M. Daudigny s'inquiétait d'un possible épuisement des pistes d'économies réalisables en matière de médicament. J'entends là une autre question : à travers les mesures significatives d'économies sur le médicament que nous proposons, ne mettons-nous pas en péril, dans un contexte difficile pour l'emploi, la vitalité de l'industrie du médicament ? En premier lieu, nous devons continuer à étendre la présence des génériques, ce qui implique de faire en sorte que davantage de médicaments soient généricables, et que les génériques soient plus souvent prescrits. Il nous faut pour cela nous associer le concours des médecins - les pharmaciens ayant été incités directement à le faire - puis avoir une négociation sur les prix : en France en effet, les prix des princeps, comme des génériques, sont sensiblement supérieurs à ceux rencontrés dans les autres pays. Vous le voyez : la politique du médicament ne se limite pas à une seule mesure, et il ne suffit pas de dérembourser la moitié du répertoire existant, comme le suggèrent certains. A ces questions, nous associerons également les patients, qui sont dans notre pays de véritables consommateurs de médicaments : l'ordonnance moyenne compte chez nous un peu moins de cinq médicaments, lorsque moins d'un seul est prescrit aux Pays-Bas ou dans les pays du Nord. Et cette pression à la prescription, on le sait, vient souvent des patients. Ce faisant, mettons-nous en cause le dynamisme de notre industrie pharmaceutique ? Celle-ci a bien sûr un rôle majeur à jouer pour favoriser notre compétitivité économique, mais on ne peut demander à la sécurité sociale de la financer par le biais d'un soutien excessivement élevé à des médicaments qui, pour certains, sont anciens, pour d'autres, sont de vrais blockbusters. La perspective de ce secteur devrait plutôt être celle de l'innovation, de la recherche, de l'investissement dans les biomédicaments, tous chantiers pour lesquels nous pouvons d'ailleurs réfléchir au soutien de l'Etat, via le crédit impôt recherche ou tout autre dispositif de compétitivité hors coût.

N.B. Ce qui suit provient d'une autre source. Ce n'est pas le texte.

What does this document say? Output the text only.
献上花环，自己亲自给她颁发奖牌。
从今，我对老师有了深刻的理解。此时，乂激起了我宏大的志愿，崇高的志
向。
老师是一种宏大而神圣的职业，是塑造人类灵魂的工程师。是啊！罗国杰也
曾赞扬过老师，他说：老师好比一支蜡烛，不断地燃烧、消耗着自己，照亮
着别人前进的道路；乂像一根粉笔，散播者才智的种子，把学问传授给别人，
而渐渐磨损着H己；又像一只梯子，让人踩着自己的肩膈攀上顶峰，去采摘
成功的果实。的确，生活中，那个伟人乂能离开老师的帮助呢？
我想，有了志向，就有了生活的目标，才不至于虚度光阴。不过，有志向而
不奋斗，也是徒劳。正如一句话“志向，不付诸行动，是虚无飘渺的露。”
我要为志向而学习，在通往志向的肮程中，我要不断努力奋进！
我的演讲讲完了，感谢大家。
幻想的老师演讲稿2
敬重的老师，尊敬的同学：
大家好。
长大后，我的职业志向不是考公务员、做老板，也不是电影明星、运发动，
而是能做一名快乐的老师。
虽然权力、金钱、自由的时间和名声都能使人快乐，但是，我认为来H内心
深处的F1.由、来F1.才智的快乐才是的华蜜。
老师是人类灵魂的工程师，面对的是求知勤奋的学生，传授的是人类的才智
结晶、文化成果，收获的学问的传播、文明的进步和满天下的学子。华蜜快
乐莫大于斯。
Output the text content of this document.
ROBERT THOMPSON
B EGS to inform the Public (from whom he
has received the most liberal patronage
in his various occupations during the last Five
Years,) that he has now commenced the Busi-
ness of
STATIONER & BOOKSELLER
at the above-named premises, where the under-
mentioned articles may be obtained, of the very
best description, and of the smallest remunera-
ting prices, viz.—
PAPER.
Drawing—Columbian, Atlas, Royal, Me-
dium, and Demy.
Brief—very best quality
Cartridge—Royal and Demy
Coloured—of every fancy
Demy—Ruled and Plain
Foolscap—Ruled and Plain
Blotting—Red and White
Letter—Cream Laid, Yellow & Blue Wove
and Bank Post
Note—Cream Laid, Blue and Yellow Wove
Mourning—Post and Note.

Je veux vous rassurer à propos du Fir, qui permet une certaine fongibilité des crédits gérés par les ARS. Vous avez constaté que les dotations provenant de l'Etat diminueraient d'environ 30 millions d'euros entre 2012 et 2013. Toutefois, on peut considérer que la prévention passe aussi par les taxes comportementales. Une partie des ressources affectées à ce titre à la Cnam sera mobilisée au profit du Fir.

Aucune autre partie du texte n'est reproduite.